Ahead of a crucial by-election in Wentworth, which has one of the largest LGBTI communities in Australia, the Prime Minister will today announce changes to laws introduced under Julia Gillard in 2013 to offer more protections for gay students against discrimination.
Mr Morrison told The Weekend Australian that “misrepresentations” of proposals outlined in the Ruddock review into religious freedom, which supported strengthening protections for students, had created “unnecessary confusion and anxiety for parents and students”.
Exemptions that allow religious schools to refuse gay students and teachers already exist in carve-outs to the Sex Discrimination Act, which were extended by Labor. They were not recommendations of the review, led by former Liberal attorneygeneral Philip Ruddock.
Ahead of Mr Morrison’s announcement, Bill Shorten last night wrote to the Prime Minister offering Labor’s support to pass a bill to amend the Sex Discrimination Act and remove exemptions that allow religious schools to “discriminate against children on the basis of their sexual orientation and gender identity”.
Deputy Labor leader Tanya Plibersek, at odds with Mr Shorten, had earlier said Labor had no plans to abolish or “reduce” the Gillard-era exemptions.
“These exemptions are anachronistic and are a denial of the dignity of children at any time,” the Opposition Leader wrote to Mr Morrison. “Indeed, the response from many religious educational institutions has made clear that such exemptions are not used, and are not in line with their beliefs. It is Labor’s view that they should be removed.”
Mr Morrison will move to introduce amendments to parliament “as soon as practicable to make it clear that no student of a non-state school should be expelled on the basis of their sexuality”.
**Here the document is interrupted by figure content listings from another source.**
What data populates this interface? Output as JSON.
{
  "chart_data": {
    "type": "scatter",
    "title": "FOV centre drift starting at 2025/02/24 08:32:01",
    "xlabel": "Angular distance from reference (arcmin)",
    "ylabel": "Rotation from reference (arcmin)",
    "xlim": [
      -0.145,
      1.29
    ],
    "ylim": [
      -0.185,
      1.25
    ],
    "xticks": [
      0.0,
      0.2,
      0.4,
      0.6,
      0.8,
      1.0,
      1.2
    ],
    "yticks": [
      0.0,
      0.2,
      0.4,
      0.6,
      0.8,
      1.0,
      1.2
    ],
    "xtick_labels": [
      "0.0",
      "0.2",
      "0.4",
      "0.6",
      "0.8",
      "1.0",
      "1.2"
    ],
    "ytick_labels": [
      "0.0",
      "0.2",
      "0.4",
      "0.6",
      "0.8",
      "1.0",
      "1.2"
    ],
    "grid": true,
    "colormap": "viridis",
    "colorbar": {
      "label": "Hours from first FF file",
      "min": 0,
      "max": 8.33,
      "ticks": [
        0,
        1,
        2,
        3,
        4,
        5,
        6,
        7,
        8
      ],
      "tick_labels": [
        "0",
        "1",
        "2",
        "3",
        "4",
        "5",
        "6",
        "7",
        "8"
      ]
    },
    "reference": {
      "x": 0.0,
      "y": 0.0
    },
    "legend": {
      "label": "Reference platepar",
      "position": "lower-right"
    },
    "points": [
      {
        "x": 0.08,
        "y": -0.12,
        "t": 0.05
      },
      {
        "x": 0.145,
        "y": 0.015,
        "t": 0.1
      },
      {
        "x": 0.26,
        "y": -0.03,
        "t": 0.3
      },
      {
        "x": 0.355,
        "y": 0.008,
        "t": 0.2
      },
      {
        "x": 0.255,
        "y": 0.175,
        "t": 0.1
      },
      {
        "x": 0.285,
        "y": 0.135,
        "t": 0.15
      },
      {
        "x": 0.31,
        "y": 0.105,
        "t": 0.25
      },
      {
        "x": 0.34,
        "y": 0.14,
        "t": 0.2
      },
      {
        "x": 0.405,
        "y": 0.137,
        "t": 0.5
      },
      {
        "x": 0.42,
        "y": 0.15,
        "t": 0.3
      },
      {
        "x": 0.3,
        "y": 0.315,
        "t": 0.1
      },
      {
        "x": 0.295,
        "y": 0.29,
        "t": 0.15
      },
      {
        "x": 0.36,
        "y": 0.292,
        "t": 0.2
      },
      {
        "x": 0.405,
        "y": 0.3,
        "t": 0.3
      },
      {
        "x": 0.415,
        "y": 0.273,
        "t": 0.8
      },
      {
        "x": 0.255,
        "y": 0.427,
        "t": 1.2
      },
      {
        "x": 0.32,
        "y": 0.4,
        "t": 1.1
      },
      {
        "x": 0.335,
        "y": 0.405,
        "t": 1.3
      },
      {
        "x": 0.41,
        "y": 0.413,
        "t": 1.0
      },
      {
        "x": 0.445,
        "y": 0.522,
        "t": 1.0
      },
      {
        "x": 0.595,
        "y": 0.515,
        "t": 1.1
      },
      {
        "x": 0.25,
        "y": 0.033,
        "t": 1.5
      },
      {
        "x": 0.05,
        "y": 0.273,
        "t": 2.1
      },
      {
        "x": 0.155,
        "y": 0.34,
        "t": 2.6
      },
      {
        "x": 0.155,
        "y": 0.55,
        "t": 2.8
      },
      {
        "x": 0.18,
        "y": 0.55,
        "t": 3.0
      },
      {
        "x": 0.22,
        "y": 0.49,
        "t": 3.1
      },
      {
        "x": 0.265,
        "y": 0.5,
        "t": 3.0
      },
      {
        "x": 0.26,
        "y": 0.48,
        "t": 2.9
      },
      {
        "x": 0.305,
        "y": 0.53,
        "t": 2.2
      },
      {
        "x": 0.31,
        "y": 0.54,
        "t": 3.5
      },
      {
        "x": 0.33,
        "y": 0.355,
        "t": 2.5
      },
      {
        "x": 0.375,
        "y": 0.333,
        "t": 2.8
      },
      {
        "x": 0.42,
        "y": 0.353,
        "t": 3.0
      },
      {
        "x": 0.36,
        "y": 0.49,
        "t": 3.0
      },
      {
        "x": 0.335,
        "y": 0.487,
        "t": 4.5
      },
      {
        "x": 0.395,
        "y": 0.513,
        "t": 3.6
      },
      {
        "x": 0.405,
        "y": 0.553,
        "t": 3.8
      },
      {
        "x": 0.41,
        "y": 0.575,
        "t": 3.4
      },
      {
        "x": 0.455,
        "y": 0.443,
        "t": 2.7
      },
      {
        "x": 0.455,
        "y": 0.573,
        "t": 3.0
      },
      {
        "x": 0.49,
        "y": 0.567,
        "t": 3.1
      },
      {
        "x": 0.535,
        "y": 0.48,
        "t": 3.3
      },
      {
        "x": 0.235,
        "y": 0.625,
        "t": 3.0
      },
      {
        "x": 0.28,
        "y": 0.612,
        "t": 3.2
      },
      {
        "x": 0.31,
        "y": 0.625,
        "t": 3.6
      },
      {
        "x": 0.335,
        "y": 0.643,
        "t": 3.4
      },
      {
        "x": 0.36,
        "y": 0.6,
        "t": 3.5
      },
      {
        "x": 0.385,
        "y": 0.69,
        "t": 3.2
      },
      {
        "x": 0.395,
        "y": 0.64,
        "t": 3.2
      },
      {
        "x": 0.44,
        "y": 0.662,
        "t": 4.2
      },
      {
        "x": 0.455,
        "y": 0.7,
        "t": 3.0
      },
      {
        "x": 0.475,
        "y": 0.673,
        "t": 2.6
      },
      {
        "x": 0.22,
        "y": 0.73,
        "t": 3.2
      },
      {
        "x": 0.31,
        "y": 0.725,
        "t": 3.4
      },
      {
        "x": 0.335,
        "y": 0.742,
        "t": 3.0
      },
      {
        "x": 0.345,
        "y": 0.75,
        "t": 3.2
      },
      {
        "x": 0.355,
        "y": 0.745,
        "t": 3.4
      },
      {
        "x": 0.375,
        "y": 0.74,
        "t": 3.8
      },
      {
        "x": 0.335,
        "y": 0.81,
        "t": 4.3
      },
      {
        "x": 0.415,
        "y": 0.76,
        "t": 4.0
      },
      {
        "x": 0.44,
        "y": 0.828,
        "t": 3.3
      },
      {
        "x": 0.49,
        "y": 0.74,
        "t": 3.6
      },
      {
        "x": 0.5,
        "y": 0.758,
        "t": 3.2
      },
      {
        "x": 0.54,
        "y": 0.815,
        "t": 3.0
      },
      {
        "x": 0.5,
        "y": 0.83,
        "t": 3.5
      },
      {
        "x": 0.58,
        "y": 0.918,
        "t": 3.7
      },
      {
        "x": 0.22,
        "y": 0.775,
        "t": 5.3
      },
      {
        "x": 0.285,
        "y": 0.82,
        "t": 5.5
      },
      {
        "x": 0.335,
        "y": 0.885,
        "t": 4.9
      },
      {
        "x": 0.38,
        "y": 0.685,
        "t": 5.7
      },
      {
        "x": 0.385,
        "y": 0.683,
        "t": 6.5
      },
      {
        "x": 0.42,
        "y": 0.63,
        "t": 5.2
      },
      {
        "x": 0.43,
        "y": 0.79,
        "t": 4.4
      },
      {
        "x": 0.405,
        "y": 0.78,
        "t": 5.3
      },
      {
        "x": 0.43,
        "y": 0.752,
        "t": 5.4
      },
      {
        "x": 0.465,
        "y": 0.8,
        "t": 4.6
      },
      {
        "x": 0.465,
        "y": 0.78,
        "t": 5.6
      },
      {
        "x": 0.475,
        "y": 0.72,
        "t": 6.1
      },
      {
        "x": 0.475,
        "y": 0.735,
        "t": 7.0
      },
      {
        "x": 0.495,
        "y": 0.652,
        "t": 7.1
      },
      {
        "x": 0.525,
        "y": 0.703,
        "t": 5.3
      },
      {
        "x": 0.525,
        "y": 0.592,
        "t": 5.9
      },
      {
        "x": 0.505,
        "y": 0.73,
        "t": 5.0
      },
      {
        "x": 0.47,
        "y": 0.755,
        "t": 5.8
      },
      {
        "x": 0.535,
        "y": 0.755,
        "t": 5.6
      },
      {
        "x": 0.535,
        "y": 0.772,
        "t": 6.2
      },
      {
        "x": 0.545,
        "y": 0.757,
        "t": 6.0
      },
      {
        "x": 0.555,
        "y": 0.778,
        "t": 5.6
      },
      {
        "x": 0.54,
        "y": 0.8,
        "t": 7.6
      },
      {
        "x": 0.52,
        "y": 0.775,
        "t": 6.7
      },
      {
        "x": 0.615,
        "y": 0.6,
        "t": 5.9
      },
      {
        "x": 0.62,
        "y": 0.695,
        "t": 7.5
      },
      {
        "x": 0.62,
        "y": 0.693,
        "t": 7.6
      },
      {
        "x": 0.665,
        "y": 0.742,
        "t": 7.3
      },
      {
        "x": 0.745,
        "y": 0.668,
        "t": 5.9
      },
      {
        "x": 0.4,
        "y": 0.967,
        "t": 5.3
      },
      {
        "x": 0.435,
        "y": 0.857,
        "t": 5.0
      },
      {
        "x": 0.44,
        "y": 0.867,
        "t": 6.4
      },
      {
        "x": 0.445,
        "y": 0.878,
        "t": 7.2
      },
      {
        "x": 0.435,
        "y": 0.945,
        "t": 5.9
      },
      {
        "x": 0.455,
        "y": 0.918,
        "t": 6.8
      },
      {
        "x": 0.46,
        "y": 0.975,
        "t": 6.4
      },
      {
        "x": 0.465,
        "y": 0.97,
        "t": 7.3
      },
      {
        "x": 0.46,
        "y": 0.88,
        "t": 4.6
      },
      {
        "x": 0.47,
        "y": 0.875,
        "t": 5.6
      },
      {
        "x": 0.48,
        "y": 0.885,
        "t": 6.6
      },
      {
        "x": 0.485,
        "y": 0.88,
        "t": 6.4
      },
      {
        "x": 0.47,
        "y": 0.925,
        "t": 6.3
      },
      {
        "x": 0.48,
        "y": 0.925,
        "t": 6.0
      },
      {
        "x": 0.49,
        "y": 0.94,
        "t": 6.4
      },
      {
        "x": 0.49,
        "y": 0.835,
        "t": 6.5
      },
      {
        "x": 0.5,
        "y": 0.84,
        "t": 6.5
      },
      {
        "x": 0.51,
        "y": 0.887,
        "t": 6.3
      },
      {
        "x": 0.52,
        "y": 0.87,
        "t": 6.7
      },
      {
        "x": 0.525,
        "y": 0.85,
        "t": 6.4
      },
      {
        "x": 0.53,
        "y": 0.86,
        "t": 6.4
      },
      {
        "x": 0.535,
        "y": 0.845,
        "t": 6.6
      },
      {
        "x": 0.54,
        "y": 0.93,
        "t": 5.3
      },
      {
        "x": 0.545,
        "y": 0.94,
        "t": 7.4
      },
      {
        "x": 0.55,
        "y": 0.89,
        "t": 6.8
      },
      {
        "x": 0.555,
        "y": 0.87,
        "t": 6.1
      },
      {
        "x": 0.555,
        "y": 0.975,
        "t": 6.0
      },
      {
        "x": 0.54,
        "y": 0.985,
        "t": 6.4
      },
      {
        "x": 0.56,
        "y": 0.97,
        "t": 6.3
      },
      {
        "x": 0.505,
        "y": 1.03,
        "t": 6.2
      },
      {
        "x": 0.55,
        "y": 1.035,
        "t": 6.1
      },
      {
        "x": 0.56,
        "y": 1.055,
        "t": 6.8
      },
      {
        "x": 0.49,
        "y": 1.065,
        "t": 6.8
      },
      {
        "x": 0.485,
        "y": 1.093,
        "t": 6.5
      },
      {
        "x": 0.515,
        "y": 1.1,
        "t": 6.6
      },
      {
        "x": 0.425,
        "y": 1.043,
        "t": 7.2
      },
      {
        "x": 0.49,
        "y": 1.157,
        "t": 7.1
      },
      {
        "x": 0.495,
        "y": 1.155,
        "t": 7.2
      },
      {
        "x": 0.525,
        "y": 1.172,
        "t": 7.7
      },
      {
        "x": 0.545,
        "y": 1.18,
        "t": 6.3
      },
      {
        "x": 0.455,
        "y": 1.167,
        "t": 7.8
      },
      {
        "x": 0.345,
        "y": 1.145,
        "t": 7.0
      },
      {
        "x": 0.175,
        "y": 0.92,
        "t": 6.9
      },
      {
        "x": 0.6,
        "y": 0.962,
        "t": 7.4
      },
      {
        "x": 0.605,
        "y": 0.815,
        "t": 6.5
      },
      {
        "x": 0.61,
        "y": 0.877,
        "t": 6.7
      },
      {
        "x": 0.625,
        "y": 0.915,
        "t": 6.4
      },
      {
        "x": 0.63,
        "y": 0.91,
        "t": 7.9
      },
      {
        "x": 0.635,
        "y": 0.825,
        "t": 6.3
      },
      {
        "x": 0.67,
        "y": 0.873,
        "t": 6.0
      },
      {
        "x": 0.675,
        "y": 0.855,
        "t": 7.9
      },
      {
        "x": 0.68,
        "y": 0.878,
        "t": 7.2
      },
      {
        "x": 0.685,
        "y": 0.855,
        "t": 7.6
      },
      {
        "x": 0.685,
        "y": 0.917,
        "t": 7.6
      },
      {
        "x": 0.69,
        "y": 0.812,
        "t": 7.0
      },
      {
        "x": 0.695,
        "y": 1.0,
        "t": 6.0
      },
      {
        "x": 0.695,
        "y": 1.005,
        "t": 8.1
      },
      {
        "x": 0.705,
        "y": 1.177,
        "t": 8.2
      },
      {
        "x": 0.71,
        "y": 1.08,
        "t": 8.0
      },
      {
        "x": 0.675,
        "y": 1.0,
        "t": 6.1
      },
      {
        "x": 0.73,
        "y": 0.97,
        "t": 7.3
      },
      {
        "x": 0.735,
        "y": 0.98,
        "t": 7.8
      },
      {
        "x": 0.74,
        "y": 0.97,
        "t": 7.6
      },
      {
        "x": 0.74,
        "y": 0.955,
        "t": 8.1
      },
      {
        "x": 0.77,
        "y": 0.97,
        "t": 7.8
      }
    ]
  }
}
The Weekend Australian understands Mr Morrison discussed the issue with Liberal Wentworth candidate Dave Sharma, who is fighting to retain the government’s majority in a hotly contested byelection next Saturday.
“I believe this view is shared across the parliament and we should use the next fortnight to ensure this matter is addressed,” Mr Morrison said. “To this end, I have asked the Attorney-General to prepare amendments and consult with the opposition.
“Our government does not support expulsion of students from religious non-state schools on the basis of their sexuality. I also know that this view is widely shared by religious schools and communities across the country.”
On Wednesday, Archbishop Mark Coleridge, president of the Australian Catholic Bishops Conference, said Catholic schools welcomed “staff and students from all backgrounds who are willing to accept the declared mission and values of the school community”.
“We have not sought concessions to discriminate against students or teachers based on their sexuality, gender identity or relationship status,” Archbishop Coleridge said.
Mr Morrison, a proud Christian, said amending the legislation would “give all students and parents the certainty they require”.
“Any changes in this area should always take into account the best interests of children. Given recent misreporting, we have an opportunity here to bring forward a simple amendment to end the confusion,” he said.
As revealed in The Australian on Thursday, Mr Morrison’s cabinet is set to decide on a proposal for a religious discrimination act, the key recommendation of the Ruddock review. The proposed legislation is viewed as a way to end Coalition infighting and allay fears among religious groups following the divisive same-sex marriage debate.
The government is furious that the Ruddock review was leaked, accusing Liberals of undermining the Morrison government.
“It looks like an internal hit,’’ a senior Liberal said.
One of the 20 recommendations in the Ruddock review was a suggestion that jurisdictions should abolish any exceptions to anti-discrimination laws that provide for discrimination by religious schools in employment on the basis of race, disability, pregnancy or intersex “status’’.
On Thursday, Attorney-General Christian Porter said the Ruddock review did not widen powers for schools to discriminate against gay people.